Mahkemece kazanın meydana gelmesinde kusuru bulunmayan TCDD Genel Müdürlüğü aleyhine açtığı maddi ve manevi tazminat isteminin reddine, davalı ...Ş. hakkında açılan davanın çalışma gücünden kaynaklı zarar olarak belirlenen 60.626,24 TL"den 6098 sayılı TBK’nun 51( mülga 818 sayılı BK’nun 43) maddesi uyarınca hatır taşıması nedeniyle 1/3 oranında indirim yapılması suretiyle 41.204,48 TL maddi tazminat belirlenerek davanın kısmen kabulüne karar verilmiş; hüküm, davacı vekili tarafından temyiz edilmiştir.

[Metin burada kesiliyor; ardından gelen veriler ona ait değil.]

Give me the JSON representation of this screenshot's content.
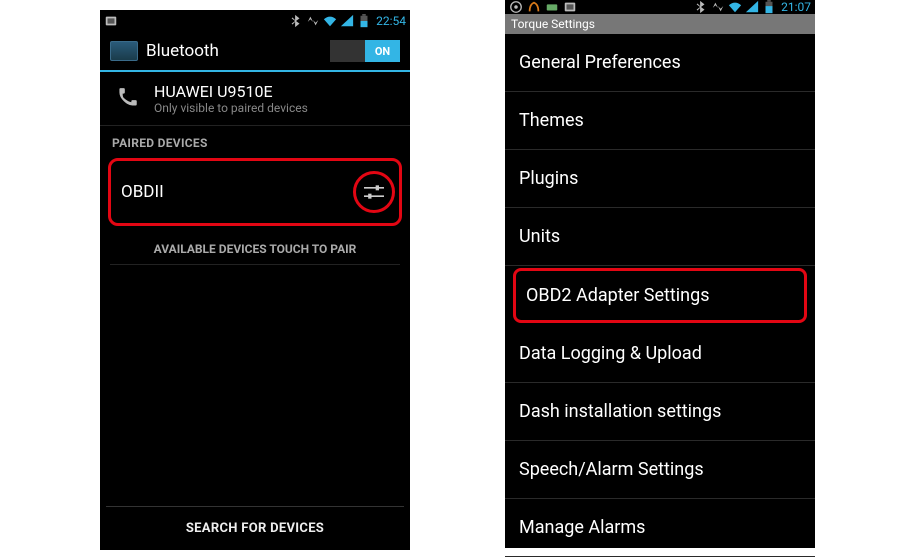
{
  "left": {
    "status": {
      "clock": "22:54"
    },
    "header": {
      "title": "Bluetooth",
      "toggle_on": "ON"
    },
    "device": {
      "name": "HUAWEI U9510E",
      "sub": "Only visible to paired devices"
    },
    "paired_label": "PAIRED DEVICES",
    "paired_device": "OBDII",
    "available_label": "AVAILABLE DEVICES   TOUCH TO PAIR",
    "search": "SEARCH FOR DEVICES"
  },
  "right": {
    "status": {
      "clock": "21:07"
    },
    "header": "Torque Settings",
    "items": [
      {
        "label": "General Preferences",
        "hl": false
      },
      {
        "label": "Themes",
        "hl": false
      },
      {
        "label": "Plugins",
        "hl": false
      },
      {
        "label": "Units",
        "hl": false
      },
      {
        "label": "OBD2 Adapter Settings",
        "hl": true
      },
      {
        "label": "Data Logging & Upload",
        "hl": false
      },
      {
        "label": "Dash installation settings",
        "hl": false
      },
      {
        "label": "Speech/Alarm Settings",
        "hl": false
      },
      {
        "label": "Manage Alarms",
        "hl": false
      }
    ]
  }
}
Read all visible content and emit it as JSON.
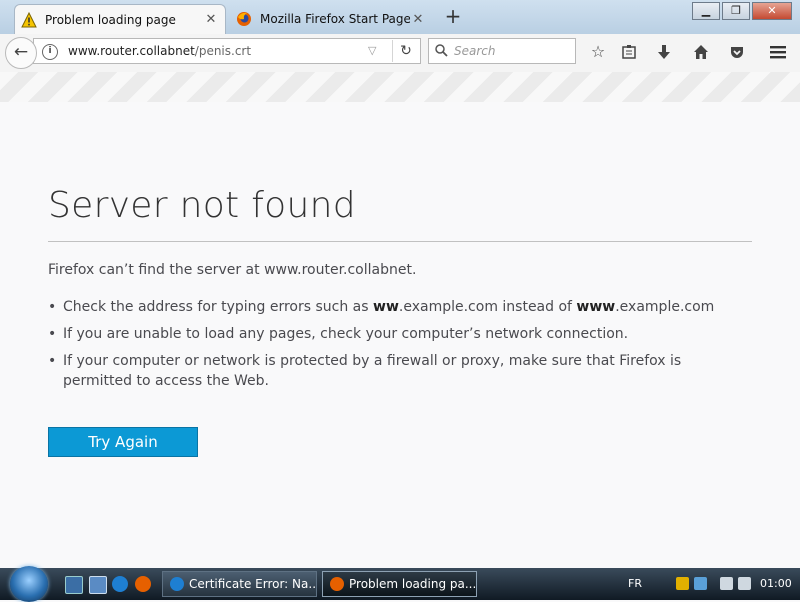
{
  "browser": {
    "tabs": [
      {
        "label": "Problem loading page",
        "icon": "warning-icon"
      },
      {
        "label": "Mozilla Firefox Start Page",
        "icon": "firefox-icon"
      }
    ],
    "new_tab_label": "+",
    "url": {
      "domain": "www.router.collabnet",
      "path": "/penis.crt"
    },
    "search_placeholder": "Search"
  },
  "page": {
    "title": "Server not found",
    "description": "Firefox can’t find the server at www.router.collabnet.",
    "bullets": [
      {
        "pre": "Check the address for typing errors such as ",
        "b1": "ww",
        "mid": ".example.com instead of ",
        "b2": "www",
        "post": ".example.com"
      },
      {
        "text": "If you are unable to load any pages, check your computer’s network connection."
      },
      {
        "text": "If your computer or network is protected by a firewall or proxy, make sure that Firefox is permitted to access the Web."
      }
    ],
    "try_again": "Try Again"
  },
  "taskbar": {
    "tasks": [
      {
        "label": "Certificate Error: Na...",
        "icon": "ie-icon"
      },
      {
        "label": "Problem loading pa...",
        "icon": "firefox-icon"
      }
    ],
    "language": "FR",
    "clock": "01:00"
  },
  "colors": {
    "accent": "#0c99d5",
    "firefox": "#e66000",
    "ie": "#1e7fd2",
    "taskbar": "#1b2733"
  }
}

Dava, trafik kazasından kaynaklanan cismani zarar nedeni ile maddi ve manevi tazminat istemine ilişkindir.
1-Dava dosyası içerisindeki bilgi ve belgelere, mahkeme kararının gerekçesinde dayanılan delillerin tartışılıp, değerlendirilmesinde usul ve yasaya aykırı bir yön bulunmamasına göre, davacı vekilinin aşağıdaki bendin kapsamı dışında kalan ve yerinde görülmeyen sair temyiz itirazlarının reddi gerekmiştir.
2-Davacı vekilinin temyiz itirazlarının incelenmesinde; somut olayda sigortalı araçta yolcu olan davacının araç sürücüsünün eşi olduğu görülmektedir. Yakın akrabaların
taşınması ahlaki bir ödevin ifası kapsamında olup, belirlenen tazminattan B.K. 43. maddesi uyarınca hatır taşıması indirimi yapılamaz. Sürücü ile davacı eş arasındaki bu taşımada hatır taşıması bulunmamasına göre hatır taşıması gereği indirim yapılmaksızın tazminat belirlenmesi gerekirken yazılı gerekçe ile eksik tazminata hükmedilmesi isabetli olmamıştır.
Kabule göre, hatır taşıması indirimi Daire uygulamamıza göre %20 olması gerektiği gibi davacı lehine hesaplanan tazminattan yapılan indirimin oranı da yüksek olup 1/3 oranında indirim yapılması isabetli görülmemiştir.
SONUÇ: Yukarıda (1) nolu bentte açıklanan nedenlerle, davacı vekilinin yerinde görülmeyen sair temyiz itirazlarının REDDİNE; (2) nolu bentte açıklanan nedenlerle, davacı vekilinin temyiz itirazlarının kabulü ile hükmün BOZULMASINA; peşin alınan harcın istek halinde temyiz eden davacıya geri verilmesine 05/12/2018 gününde oybirliğiyle karar verildi.